# Broke The Ice, Finally Got My First Scratch-Dent



## caughron01 (Mar 25, 2013)

Not sure where it happened but I was washing my car this weekend and noticed this nice dent/scratch someone left for me on my driver fender. It was either Walmart or Academy.


----------



## iKermit (Dec 13, 2010)

I avoid Walmart like everybody inside there has H1N1. When i had my first car, that was the first place it got a door ding. 

It is so unavoidable to get a scratch, sorry to hear, put a sticker on it.


----------



## Merc6 (Jun 8, 2013)

Yeah everyone who rides with me hates me because I will park well beyond the forestry end and walk a good distance. The close spots are the assholes who park like **** and kick their doors open. Rule of thumb back in the day is parking on the passenger side of someone's car will give you dints because it's not their car and drivers door was more likely not to hit you because it is their car. My 1st scratch/chip was debadging the car. A piece of paint came off with the badges.


----------



## jblackburn (Apr 14, 2012)

Join the club! 

I've got like 4 or 5 scratches now. Car's a year old. Sigh.

Surprisingly, they're not on my doors.

Two on the hood. One on the roof. One near the tailpipe (I think I did that).


----------



## caughron01 (Mar 25, 2013)

Yea I knew if I kept parking in the front it was going to happen but denied it... Dang it... Well life goes on least she's still drive-able, I will get it fixed down the road. Gonna have to find a sticker until then lol.


----------



## Merc6 (Jun 8, 2013)

flea bay have plenty to choose from. This paint is super thin, i scratched it with a fingernail when I opened the door. I'm so paranoid I wait till I am safely inside the vehicle to open the key fob.


----------



## caughron01 (Mar 25, 2013)

Merc6 said:


> flea bay have plenty to choose from. This paint is super thin, i scratched it with a fingernail when I opened the door. I'm so paranoid I wait till I am safely inside the vehicle to open the key fob.

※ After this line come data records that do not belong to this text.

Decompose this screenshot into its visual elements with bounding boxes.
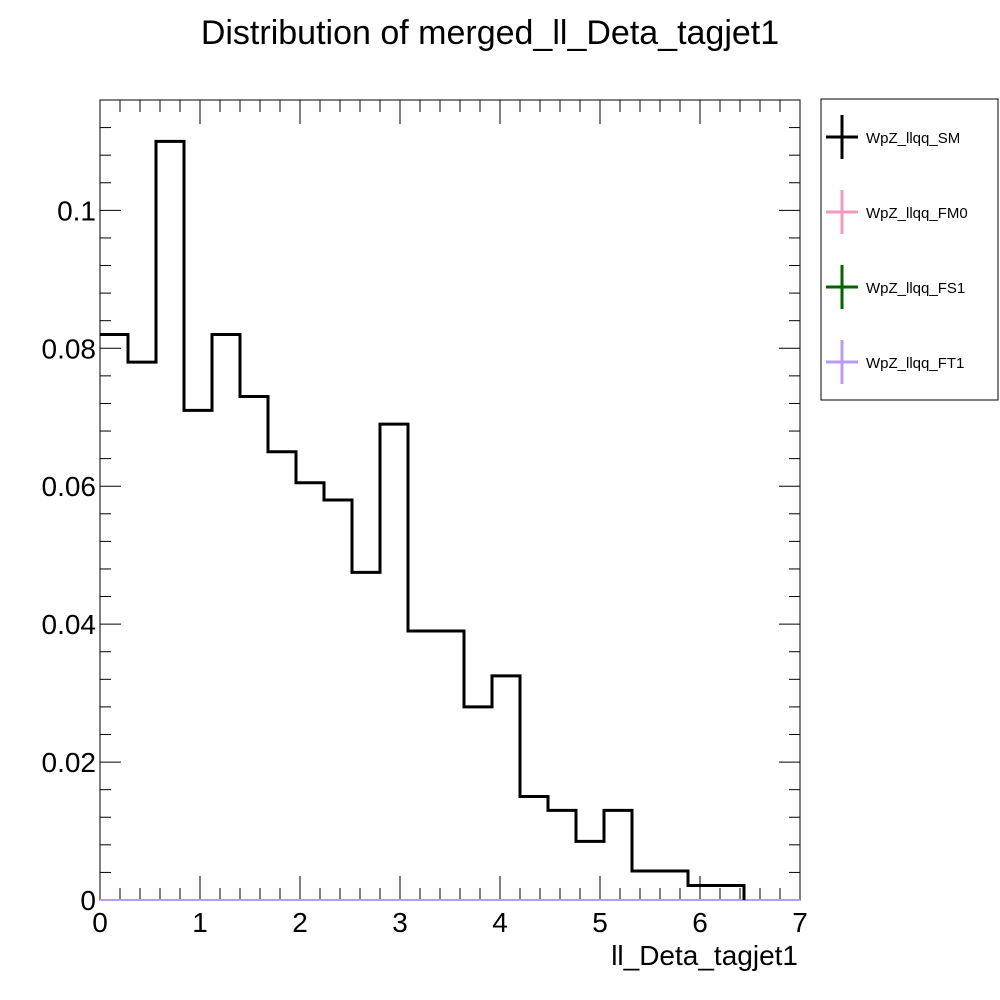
y-tick-label: 0.06 bbox=[42, 471, 97, 502]
x-tick-label: 1 bbox=[192, 907, 208, 938]
x-tick-label: 6 bbox=[692, 907, 708, 938]
x-tick-label: 7 bbox=[792, 907, 808, 938]
x-tick-label: 3 bbox=[392, 907, 408, 938]
x-tick-label: 4 bbox=[492, 907, 508, 938]
chart-title: Distribution of merged_ll_Deta_tagjet1 bbox=[201, 14, 779, 52]
legend-label: WpZ_llqq_SM bbox=[866, 130, 960, 147]
y-tick-label: 0.04 bbox=[42, 609, 97, 640]
series-WpZ_llqq_SM bbox=[100, 139, 746, 900]
legend-box bbox=[820, 98, 999, 401]
x-axis-title: ll_Deta_tagjet1 bbox=[611, 940, 798, 971]
series-layer bbox=[100, 139, 800, 901]
y-tick-label: 0.08 bbox=[42, 333, 97, 364]
x-axis: 0 1 2 3 4 5 6 7 bbox=[92, 100, 808, 938]
legend-label: WpZ_llqq_FM0 bbox=[866, 205, 968, 222]
legend-label: WpZ_llqq_FT1 bbox=[866, 355, 964, 372]
y-tick-label: 0.1 bbox=[57, 195, 96, 226]
y-axis: 0 0.02 0.04 0.06 0.08 0.1 bbox=[42, 127, 800, 916]
x-tick-label: 5 bbox=[592, 907, 608, 938]
series-line bbox=[100, 139, 746, 900]
plot-frame bbox=[99, 99, 801, 901]
legend-label: WpZ_llqq_FS1 bbox=[866, 280, 965, 297]
y-tick-label: 0 bbox=[80, 885, 96, 916]
x-tick-label: 0 bbox=[92, 907, 108, 938]
legend: WpZ_llqq_SM WpZ_llqq_FM0 WpZ_llqq_FS1 WpZ_l… bbox=[820, 98, 999, 401]
y-tick-label: 0.02 bbox=[42, 747, 97, 778]
x-tick-label: 2 bbox=[292, 907, 308, 938]
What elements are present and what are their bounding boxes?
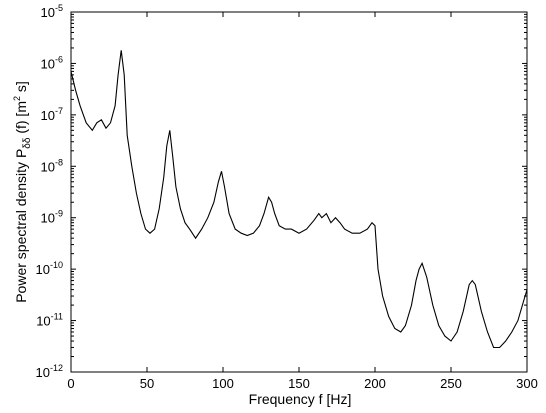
y-axis-ticks: 10-12 10-11 10-10 10-9 10-8 10-7 10-6 10-5	[36, 3, 527, 380]
x-axis-label: Frequency f [Hz]	[249, 391, 352, 407]
y-tick-label: 10-8	[41, 157, 63, 174]
x-axis-ticks: 0 50 100 150 200 250 300	[67, 12, 538, 391]
psd-series-line	[70, 50, 528, 349]
y-tick-label: 10-6	[41, 54, 63, 71]
plot-area	[70, 11, 528, 373]
y-tick-label: 10-9	[41, 209, 63, 226]
x-tick-label: 100	[212, 376, 234, 391]
x-tick-label: 150	[288, 376, 310, 391]
y-tick-label: 10-12	[36, 363, 63, 380]
y-tick-label: 10-5	[41, 3, 63, 20]
y-tick-label: 10-10	[36, 260, 63, 277]
y-tick-label: 10-11	[36, 312, 63, 329]
x-tick-label: 0	[67, 376, 74, 391]
x-tick-label: 200	[364, 376, 386, 391]
x-tick-label: 300	[516, 376, 538, 391]
x-tick-label: 250	[440, 376, 462, 391]
y-tick-label: 10-7	[41, 106, 63, 123]
x-tick-label: 50	[140, 376, 154, 391]
y-axis-label: Power spectral density Pδδ (f) [m2 s]	[12, 81, 33, 303]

That sux, ya I usually don't flip mine open until I am seated in the car too... The day i don't would be the day I scratch the door with it haha! I wash my car weekly so for me to find this I was not too happy but life goes on.


----------



## caughron01 (Mar 25, 2013)

Car Truck LG 22"x10" Kiss My Boo Boo Band Aid Sticker Decal to Bandage Dent | eBay haha here's one 

Bandaid Fashion Vinyl Car Bumper Window Wrap Scratch Cover Sticker Silver White | eBay or this one lol


----------



## caughron01 (Mar 25, 2013)

Where's the best place to go to get close to exact match touch up for our cars?


----------



## jblackburn (Apr 14, 2012)

The dealer will have/can order an exact color touch-up paint for you.

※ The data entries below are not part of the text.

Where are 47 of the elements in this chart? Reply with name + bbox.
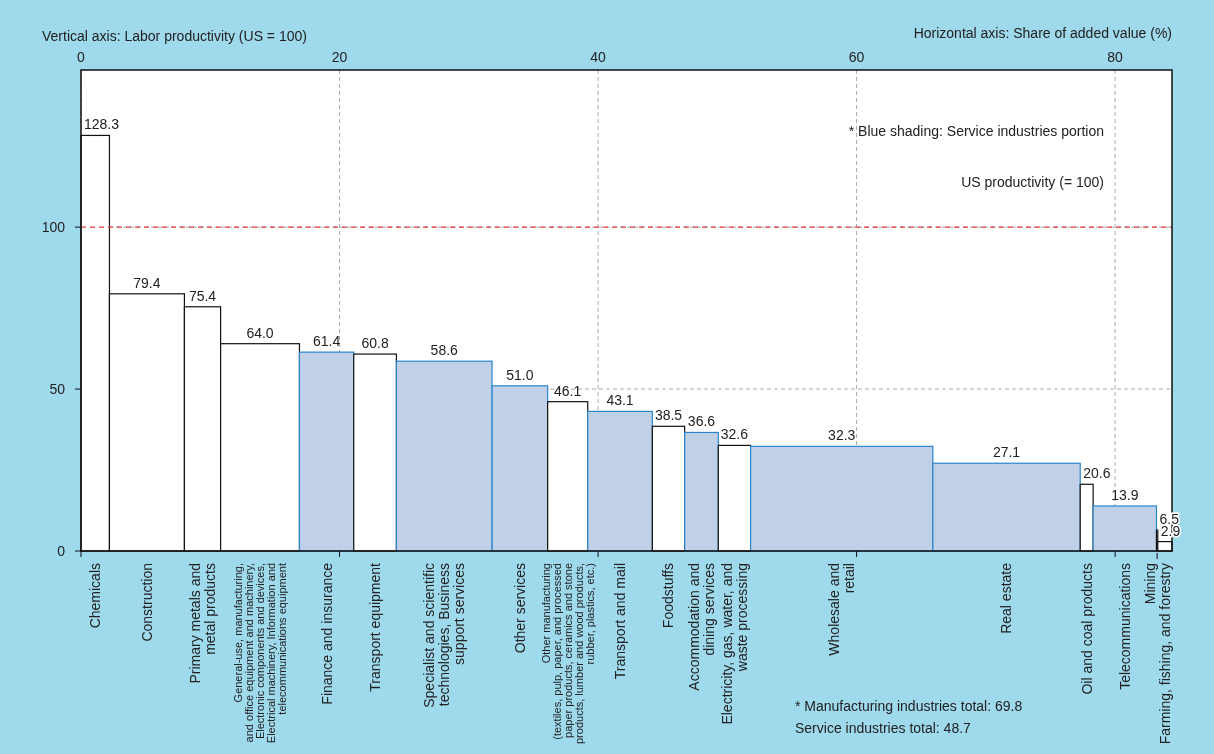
data-label: 64.0 — [246, 324, 274, 341]
data-label: 51.0 — [506, 366, 534, 383]
data-label: 58.6 — [430, 342, 459, 359]
x-tick-label: 0 — [77, 49, 86, 65]
data-label: 27.1 — [992, 444, 1021, 461]
category-label: Other manufacturing (textiles, pulp, paper, and processed paper products, ceramics and stone products, lumber and wood products, rubber, plastics, etc.) — [539, 563, 596, 744]
category-label: Chemicals — [87, 563, 104, 629]
data-label: 61.4 — [312, 333, 341, 350]
category-label: Construction — [138, 563, 155, 642]
data-label: 38.5 — [654, 407, 683, 424]
category-label: Foodstuffs — [660, 563, 677, 629]
x-tick-label: 60 — [848, 49, 865, 65]
ref-line-label: US productivity (= 100) — [961, 174, 1104, 191]
x-tick-label: 20 — [331, 49, 348, 65]
category-label: Other services — [511, 563, 528, 654]
y-tick-label: 100 — [41, 219, 66, 236]
data-label: 32.3 — [828, 427, 856, 444]
x-tick-label: 80 — [1107, 49, 1124, 65]
text: * Manufacturing industries total: 69.8 Service industries total: 48.7 — [795, 698, 1023, 736]
data-label: 46.1 — [554, 382, 582, 399]
category-label: Specialist and scientific technologies, Business support services — [421, 563, 468, 708]
data-label: 32.6 — [720, 426, 749, 443]
x-axis-title: Horizontal axis: Share of added value (%) — [913, 25, 1172, 41]
y-axis-title: Vertical axis: Labor productivity (US = 100) — [42, 28, 307, 44]
data-label: 36.6 — [687, 413, 716, 430]
category-label: Finance and insurance — [318, 563, 335, 705]
category-label: Real estate — [998, 563, 1015, 634]
category-label: Transport equipment — [366, 563, 383, 692]
data-label: 13.9 — [1111, 486, 1139, 503]
data-label: 20.6 — [1083, 465, 1111, 482]
category-label: Transport and mail — [611, 563, 628, 680]
category-label: Oil and coal products — [1078, 563, 1095, 695]
data-label: 128.3 — [84, 116, 120, 133]
y-tick-label: 0 — [57, 543, 66, 559]
category-label: Wholesale and retail — [826, 563, 858, 656]
data-label: 79.4 — [133, 274, 161, 291]
y-tick-label: 50 — [49, 381, 66, 398]
category-label: Accommodation and dining services — [685, 563, 717, 691]
data-label: 43.1 — [606, 392, 634, 409]
category-label: Primary metals and metal products — [186, 563, 218, 684]
data-label: 60.8 — [361, 335, 389, 352]
category-label: General-use, manufacturing, and office equipment and machinery, Electronic components and devices, Electrical machinery, Information and telecommunications equipment — [231, 563, 288, 744]
annotation: * Blue shading: Service industries portion — [848, 123, 1104, 139]
category-label: Mining — [1141, 563, 1158, 605]
category-label: Telecommunications — [1116, 563, 1133, 690]
data-label: 75.4 — [188, 287, 217, 304]
x-tick-label: 40 — [590, 49, 607, 65]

As far as having it matched and "touched-up" professionally, ask a well-known body shop for an opinion.


----------



## JayZee (Jan 17, 2013)

I have a small dent and missing paint in the exact same spot on my car on the PS fender. Oh was I ticked when I saw it. But it's not as bad as yours... Sorry man. :\


----------



## NYCruze2012 (Jan 16, 2012)

The sad truth about this is that it will happen to all of us eventually. As much as we would like to deny it it's unavoidable.

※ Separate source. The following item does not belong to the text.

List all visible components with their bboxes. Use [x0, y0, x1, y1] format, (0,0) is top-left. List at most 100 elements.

Sent from AutoGuide.com App


----------



## Blue Angel (Feb 18, 2011)

I have exactly ONE scratch on my car from another vehicle... rear passenger side door, just below the body line. It's a white car, so a careful dab of touch-up paint and you can't see it from even a few feet away, but I know it's there.

I NEVER park close to anyone when I can avoid it (which is 99.9% of the time) but even still, parking out in the wilderness is no guarantee that some slack-hole won't pull up and park right next to you!

My car is one year old, so one scratch in one year isn't doing too bad. Even so, it's one scratch too many. Grrr...


----------



## Merc6 (Jun 8, 2013)

Followed a friend to South Ozone Park from NJ to help him move furniture. Not 3 seconds after I paralleled and was pulling up on the e brake did the drivers mirror get tapped and rotated fwd. luckily it's not painted on the rear and no paint transfer. There is no way I could live in NY and park street side like that. 


Sent from AutoGuide.com Free App


----------



## Blue Angel (Feb 18, 2011)

Merc6 said:


> Not 3 seconds after I paralleled and was pulling up on the e brake did the drivers mirror get tapped and rotated fwd. luckily it's not painted on the rear and no paint transfer. There is no way I could live in NY and park street side like that.


Tapped by a car going by?!? If so, it's a good thing you didn't open the door!


----------



## Merc6 (Jun 8, 2013)

Blue Angel said:


> Tapped by a car going by?!? If so, it's a good thing you didn't open the door!


Yes a car traveling same direction I was facing taped the mirror. I almost did open but stopped. Glad folding mirrors is a standard feature because my Mazda 6 didn't have folding mirrors. 


Sent from AutoGuide.com Free App


----------